Three, it was never “Adam Smith’s notion that if all of us act selfishly, then an “invisible hand” will guide the creation of the best society possible”.  Nowhere in his writing does this outrageous notion appear.  His writings on “self interest” were clearly descriptive (he was a philosopher, not an evangelist) and are carefully shown to be about self-interested people mediating their differences by mutual persuasion and the exchange of concessions in a voluntary bargaining process.
The “selfish” notion came from modern economists, particularly Paul Samuelson in 1948 in his popular textbook.   I have discussed this source many times on Lost Legacy and invite Lee Elliot to scroll previous posts.

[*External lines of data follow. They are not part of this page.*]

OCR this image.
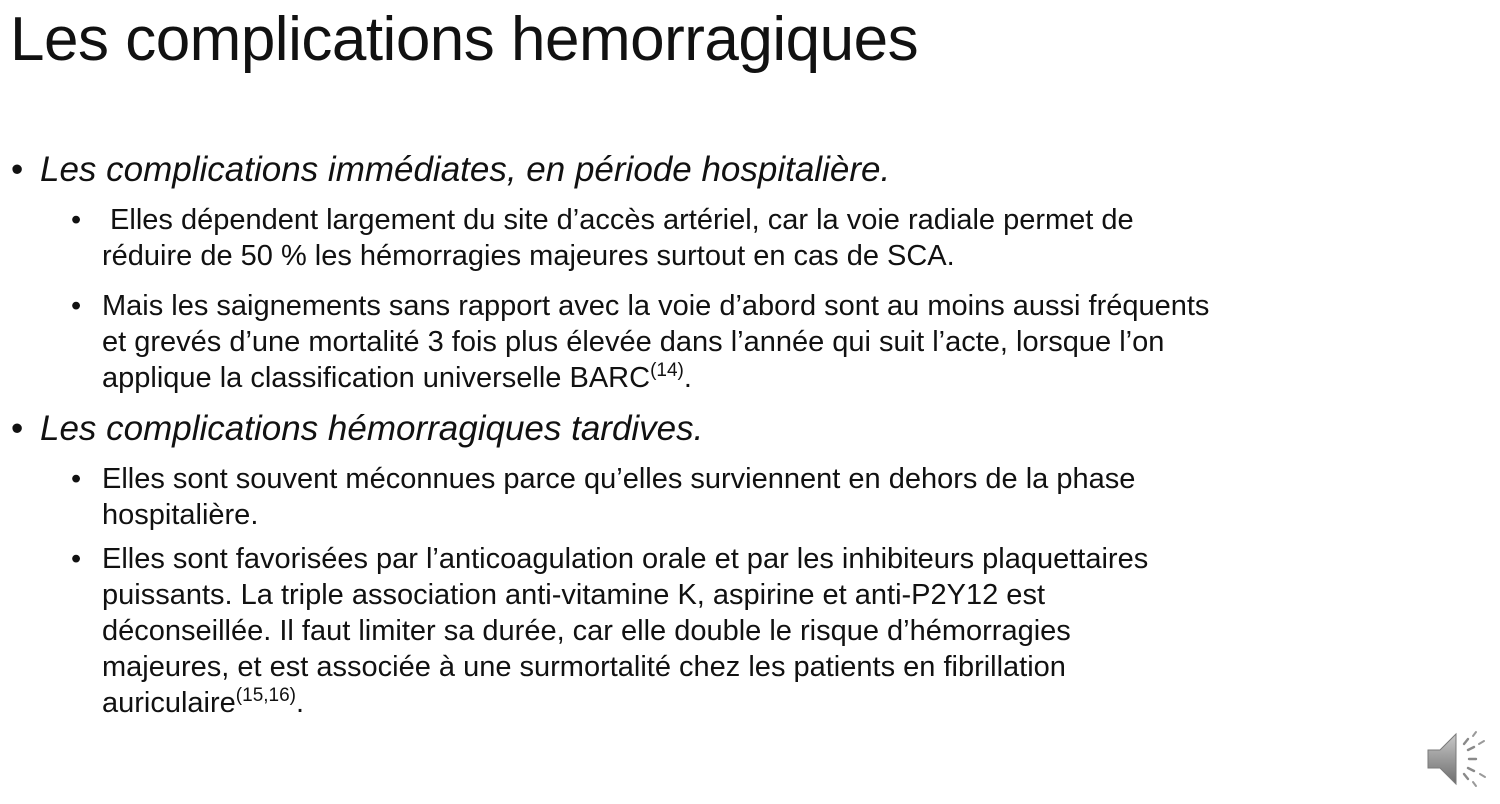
Les complications hemorragiques
• Les complications immédiates, en période hospitalière.
• Elles dépendent largement du site d’accès artériel, car la voie radiale permet de
réduire de 50 % les hémorragies majeures surtout en cas de SCA.
• Mais les saignements sans rapport avec la voie d’abord sont au moins aussi fréquents
et grevés d’une mortalité 3 fois plus élevée dans l’année qui suit l’acte, lorsque l’on
applique la classification universelle BARC$^{(14)}$.
• Les complications hémorragiques tardives.
• Elles sont souvent méconnues parce qu’elles surviennent en dehors de la phase
hospitalière.
• Elles sont favorisées par l’anticoagulation orale et par les inhibiteurs plaquettaires
puissants. La triple association anti-vitamine K, aspirine et anti-P2Y12 est
déconseillée. Il faut limiter sa durée, car elle double le risque d’hémorragies
majeures, et est associée à une surmortalité chez les patients en fibrillation
auriculaire$^{(15,16)}$.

Four, Lee Elliot is confused about the history of “classic economic theory” and the dropping” of “altruism” because it was “almost impossible to measure”.  Classical theory regarded “benevolence”/”altruism” as an integral part of moral philosophy in political economy; which became (post-1870) neoclassical theory (post-1920) by turning to model economic behaviour mathematically and statistically.  Lee Elliot melds these two distinct schools of economics together and thinks they are the same.  They are distinctly different.  The neoclassical school obtained “scientific” credibility at the expense of understanding the real world.
Five: This “achievement” which also “assumes we are consistently rational” is, like Samuelson’s “selfishness”, a chimera. Humans apply reasoning to suit their perceptions of their circumstances and prospects, but they are not consistently “rational” in a mutually consistent manner. The myth of “Homo economicus” (from the 1870s) is a non-existent entity, as are theories of “rational expectations” and all the other aspects of “perfect information” supposedly guiding actors in an economy.   All these ideas belong not to “classical economics” but solely to its “neoclassical” inheritors, the ideas of which remain antithetical to Adam Smith’s.